Das persönliche Einplanungsgespräch lief dann so ab: Ich musste unaufgefordert meinen Namen sagen und auf einer Deutschlandkarte zeigen, wo mein Wohnort ist. Darauf hin sagte mir ein Unteroffizier aus dem Einplaner-Gefolge: "Sie kommen nach Kemel als B7 M6. Rufen Sie bitte den nächsten herein."
Das Warten hatte sich gelohnt....sehr persönlich.
Nun hatte ich also ein kopiertes Formular, wo mit Bleistift Verwendung und Stammeinheit eingetragen waren. Keine Unterschrift, kein Stempel - ich hatte im Prinzip genauso viel wie wenige Minuten zuvor. Von Kameraden erfuhr ich, dass B7 M6 wohl etwas mit der Fahrbereitschaft zu tun hat. Trotzdem war ich sehr erfreut darüber, dass alles so gut geklappt hatte. Wenige Tage vor der Abschleusung erhielt ich dann aus Kemel ein mehrseitiges, kopiertes und unpersönliches Schreiben ausgehändigt, wo einige Informationen über Kemel und die FlaRakGrp 42 aufgeführt wurden.
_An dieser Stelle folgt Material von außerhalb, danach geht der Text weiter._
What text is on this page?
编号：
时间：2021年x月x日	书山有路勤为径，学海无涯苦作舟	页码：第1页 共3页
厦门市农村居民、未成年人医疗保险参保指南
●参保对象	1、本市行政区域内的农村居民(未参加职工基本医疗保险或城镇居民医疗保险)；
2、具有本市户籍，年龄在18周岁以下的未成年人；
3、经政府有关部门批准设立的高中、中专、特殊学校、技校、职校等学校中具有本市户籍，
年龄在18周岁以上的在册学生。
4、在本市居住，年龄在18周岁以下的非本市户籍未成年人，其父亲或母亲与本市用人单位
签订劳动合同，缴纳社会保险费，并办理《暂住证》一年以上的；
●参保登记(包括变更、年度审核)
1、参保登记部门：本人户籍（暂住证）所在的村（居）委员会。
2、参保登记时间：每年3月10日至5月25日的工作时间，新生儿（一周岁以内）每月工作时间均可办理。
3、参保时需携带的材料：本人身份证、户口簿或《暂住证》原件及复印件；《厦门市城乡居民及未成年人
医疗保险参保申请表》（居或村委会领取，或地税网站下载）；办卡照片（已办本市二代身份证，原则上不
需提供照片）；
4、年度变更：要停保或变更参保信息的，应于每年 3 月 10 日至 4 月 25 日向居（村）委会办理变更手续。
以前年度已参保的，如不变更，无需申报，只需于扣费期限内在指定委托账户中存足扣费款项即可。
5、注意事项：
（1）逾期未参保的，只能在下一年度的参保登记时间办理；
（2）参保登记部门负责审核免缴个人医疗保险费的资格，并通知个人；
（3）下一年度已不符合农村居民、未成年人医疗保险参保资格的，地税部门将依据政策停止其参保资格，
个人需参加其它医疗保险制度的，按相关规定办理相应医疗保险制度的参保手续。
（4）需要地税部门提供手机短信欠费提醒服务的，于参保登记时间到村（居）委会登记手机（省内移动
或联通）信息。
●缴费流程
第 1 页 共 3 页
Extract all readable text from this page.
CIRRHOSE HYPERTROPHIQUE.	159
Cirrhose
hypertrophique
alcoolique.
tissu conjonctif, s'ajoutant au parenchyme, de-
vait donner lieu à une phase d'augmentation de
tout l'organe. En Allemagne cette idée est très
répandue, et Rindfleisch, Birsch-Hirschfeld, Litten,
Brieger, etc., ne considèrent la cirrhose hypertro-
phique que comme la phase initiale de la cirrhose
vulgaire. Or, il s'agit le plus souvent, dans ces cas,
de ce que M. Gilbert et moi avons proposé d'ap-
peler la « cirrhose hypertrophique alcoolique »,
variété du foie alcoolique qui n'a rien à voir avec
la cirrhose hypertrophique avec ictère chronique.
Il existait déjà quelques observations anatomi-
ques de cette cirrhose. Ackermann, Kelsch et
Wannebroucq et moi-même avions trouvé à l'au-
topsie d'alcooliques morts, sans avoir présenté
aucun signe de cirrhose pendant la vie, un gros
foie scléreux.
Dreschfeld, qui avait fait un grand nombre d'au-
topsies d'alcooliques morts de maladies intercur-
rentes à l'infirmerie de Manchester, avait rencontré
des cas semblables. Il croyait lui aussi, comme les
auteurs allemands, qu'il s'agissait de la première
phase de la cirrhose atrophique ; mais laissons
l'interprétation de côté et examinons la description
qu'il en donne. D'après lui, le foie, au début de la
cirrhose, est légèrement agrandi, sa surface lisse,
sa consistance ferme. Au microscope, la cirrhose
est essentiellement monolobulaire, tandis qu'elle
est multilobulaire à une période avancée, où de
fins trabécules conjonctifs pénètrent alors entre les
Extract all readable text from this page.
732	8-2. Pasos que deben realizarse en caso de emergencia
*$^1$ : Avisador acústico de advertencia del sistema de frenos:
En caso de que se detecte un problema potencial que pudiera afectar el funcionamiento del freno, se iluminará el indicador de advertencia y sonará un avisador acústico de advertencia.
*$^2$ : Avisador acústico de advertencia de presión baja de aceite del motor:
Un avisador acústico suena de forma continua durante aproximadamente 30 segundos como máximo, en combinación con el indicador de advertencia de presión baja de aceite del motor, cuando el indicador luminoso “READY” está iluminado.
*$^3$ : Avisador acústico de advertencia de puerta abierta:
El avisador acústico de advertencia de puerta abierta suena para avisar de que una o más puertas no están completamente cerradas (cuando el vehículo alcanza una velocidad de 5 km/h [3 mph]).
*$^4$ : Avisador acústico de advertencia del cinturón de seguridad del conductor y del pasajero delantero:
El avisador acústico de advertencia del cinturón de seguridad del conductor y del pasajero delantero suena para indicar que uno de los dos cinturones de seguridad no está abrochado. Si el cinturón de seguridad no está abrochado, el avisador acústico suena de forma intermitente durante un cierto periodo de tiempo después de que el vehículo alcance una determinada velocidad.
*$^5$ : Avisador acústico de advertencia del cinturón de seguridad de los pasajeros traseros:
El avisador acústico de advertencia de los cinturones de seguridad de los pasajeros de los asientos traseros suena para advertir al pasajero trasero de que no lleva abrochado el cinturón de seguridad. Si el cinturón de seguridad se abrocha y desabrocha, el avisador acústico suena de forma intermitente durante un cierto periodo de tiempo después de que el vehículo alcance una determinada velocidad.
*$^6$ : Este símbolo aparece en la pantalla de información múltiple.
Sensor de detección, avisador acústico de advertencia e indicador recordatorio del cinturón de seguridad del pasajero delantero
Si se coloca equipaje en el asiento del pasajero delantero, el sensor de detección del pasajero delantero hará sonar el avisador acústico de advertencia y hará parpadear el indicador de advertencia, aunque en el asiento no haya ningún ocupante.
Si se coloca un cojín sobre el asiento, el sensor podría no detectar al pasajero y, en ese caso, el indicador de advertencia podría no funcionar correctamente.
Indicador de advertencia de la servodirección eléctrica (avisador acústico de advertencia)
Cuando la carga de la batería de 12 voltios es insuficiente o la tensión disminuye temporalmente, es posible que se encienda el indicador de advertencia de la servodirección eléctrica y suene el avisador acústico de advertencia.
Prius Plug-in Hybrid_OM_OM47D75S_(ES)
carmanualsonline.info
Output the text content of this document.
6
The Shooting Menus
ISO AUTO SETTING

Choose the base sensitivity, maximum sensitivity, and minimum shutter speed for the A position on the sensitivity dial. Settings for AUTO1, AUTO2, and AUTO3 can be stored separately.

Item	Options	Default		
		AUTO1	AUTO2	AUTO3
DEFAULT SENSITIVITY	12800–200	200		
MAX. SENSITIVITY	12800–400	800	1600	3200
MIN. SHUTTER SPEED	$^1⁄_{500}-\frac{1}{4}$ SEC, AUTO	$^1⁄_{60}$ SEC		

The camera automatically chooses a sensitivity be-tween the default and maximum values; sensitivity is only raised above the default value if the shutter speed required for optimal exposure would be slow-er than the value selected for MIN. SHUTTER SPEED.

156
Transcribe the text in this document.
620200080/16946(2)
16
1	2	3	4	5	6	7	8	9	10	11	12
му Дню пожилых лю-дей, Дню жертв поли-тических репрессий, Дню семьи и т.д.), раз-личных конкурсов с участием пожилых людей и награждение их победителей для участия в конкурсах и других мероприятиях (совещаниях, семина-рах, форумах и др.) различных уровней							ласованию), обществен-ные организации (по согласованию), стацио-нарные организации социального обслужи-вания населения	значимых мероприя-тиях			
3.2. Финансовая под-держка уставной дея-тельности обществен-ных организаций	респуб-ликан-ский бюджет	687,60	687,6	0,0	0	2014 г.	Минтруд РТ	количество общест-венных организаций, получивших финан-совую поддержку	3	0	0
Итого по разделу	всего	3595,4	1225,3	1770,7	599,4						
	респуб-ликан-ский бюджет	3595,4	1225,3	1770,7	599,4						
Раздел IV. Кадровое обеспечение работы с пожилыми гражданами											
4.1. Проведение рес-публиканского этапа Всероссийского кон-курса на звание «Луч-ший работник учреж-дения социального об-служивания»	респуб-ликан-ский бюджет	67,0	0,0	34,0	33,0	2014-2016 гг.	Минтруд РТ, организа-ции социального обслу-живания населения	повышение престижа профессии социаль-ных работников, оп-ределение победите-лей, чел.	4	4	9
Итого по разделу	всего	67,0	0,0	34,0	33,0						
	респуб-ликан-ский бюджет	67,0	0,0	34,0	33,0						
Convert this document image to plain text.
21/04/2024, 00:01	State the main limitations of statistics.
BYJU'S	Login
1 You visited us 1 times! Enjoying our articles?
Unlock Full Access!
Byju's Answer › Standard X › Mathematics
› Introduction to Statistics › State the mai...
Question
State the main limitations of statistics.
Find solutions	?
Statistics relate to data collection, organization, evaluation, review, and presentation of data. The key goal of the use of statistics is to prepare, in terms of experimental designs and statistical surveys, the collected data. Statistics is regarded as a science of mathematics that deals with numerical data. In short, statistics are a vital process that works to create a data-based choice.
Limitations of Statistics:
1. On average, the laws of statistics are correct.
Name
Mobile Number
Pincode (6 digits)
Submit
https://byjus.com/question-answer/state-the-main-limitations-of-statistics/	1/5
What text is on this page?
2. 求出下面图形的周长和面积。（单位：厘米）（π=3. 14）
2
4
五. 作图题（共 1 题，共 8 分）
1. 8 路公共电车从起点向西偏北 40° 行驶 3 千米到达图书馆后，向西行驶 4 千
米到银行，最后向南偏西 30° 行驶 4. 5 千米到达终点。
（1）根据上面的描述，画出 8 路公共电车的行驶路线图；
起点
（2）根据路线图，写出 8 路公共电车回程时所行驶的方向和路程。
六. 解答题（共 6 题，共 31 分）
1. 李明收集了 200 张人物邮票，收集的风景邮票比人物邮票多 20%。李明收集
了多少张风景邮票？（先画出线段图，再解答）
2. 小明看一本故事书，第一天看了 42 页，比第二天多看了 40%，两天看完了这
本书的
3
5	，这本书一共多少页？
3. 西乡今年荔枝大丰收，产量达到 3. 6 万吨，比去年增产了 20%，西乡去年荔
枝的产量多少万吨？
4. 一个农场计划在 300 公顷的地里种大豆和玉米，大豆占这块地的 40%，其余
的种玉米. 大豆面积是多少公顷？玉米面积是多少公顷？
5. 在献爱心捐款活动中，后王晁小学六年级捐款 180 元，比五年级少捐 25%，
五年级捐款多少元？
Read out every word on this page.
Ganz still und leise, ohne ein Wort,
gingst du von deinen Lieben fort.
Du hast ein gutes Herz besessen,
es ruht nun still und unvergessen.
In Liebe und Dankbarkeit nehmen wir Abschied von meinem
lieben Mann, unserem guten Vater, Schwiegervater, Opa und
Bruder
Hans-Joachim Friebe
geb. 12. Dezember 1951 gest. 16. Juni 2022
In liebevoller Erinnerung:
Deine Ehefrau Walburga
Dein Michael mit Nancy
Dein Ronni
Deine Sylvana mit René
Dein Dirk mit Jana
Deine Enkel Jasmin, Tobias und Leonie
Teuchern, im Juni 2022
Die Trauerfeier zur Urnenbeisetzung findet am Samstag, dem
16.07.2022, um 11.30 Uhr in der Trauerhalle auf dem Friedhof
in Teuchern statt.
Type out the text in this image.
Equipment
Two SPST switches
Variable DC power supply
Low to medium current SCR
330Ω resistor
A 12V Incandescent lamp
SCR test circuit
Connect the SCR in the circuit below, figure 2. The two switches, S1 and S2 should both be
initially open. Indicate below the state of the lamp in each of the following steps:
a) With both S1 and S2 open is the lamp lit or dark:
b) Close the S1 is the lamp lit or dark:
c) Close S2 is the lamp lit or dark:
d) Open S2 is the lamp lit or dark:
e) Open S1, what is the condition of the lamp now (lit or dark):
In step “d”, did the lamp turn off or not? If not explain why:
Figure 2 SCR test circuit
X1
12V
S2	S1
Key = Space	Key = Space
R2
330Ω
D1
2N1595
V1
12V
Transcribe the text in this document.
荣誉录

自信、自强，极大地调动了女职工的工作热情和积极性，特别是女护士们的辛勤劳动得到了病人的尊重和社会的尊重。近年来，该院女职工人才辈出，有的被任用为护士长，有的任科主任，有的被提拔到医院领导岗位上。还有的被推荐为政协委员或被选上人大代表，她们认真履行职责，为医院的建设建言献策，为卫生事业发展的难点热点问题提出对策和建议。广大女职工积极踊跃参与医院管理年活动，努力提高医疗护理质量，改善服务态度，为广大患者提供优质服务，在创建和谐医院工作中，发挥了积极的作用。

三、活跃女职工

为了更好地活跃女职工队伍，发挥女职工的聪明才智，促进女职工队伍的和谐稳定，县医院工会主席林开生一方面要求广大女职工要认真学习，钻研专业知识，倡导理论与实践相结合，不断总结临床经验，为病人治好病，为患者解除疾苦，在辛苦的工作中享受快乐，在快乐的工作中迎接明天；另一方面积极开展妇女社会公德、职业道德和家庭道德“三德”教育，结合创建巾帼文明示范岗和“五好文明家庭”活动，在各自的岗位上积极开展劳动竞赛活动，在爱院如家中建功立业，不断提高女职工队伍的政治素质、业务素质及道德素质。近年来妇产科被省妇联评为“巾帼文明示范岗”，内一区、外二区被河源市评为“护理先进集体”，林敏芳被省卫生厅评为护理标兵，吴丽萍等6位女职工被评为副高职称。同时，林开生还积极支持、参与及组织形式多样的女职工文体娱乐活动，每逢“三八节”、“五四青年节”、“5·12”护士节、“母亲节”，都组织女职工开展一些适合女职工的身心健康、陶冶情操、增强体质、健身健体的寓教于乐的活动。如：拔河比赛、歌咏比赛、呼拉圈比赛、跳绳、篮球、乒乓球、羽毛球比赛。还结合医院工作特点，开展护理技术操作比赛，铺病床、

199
Dies ist eine sehr gute Idee, optimal wäre allerdings eine persönliche Adressierung.
Da die erweiterte Grundausbildung in Schöneck durchgeführt wurde war es recht kompliziert, mit Kemel und der 5. Staffel in Kontakt zu kommen. Ich war nach einigen Erfahrungen mit der Bw misstrauisch geworden und wollte nun mal nachfragen, als was ich denn nun wirklich eingeplant sei. Ein Trauerspiel nahm seinen Lauf.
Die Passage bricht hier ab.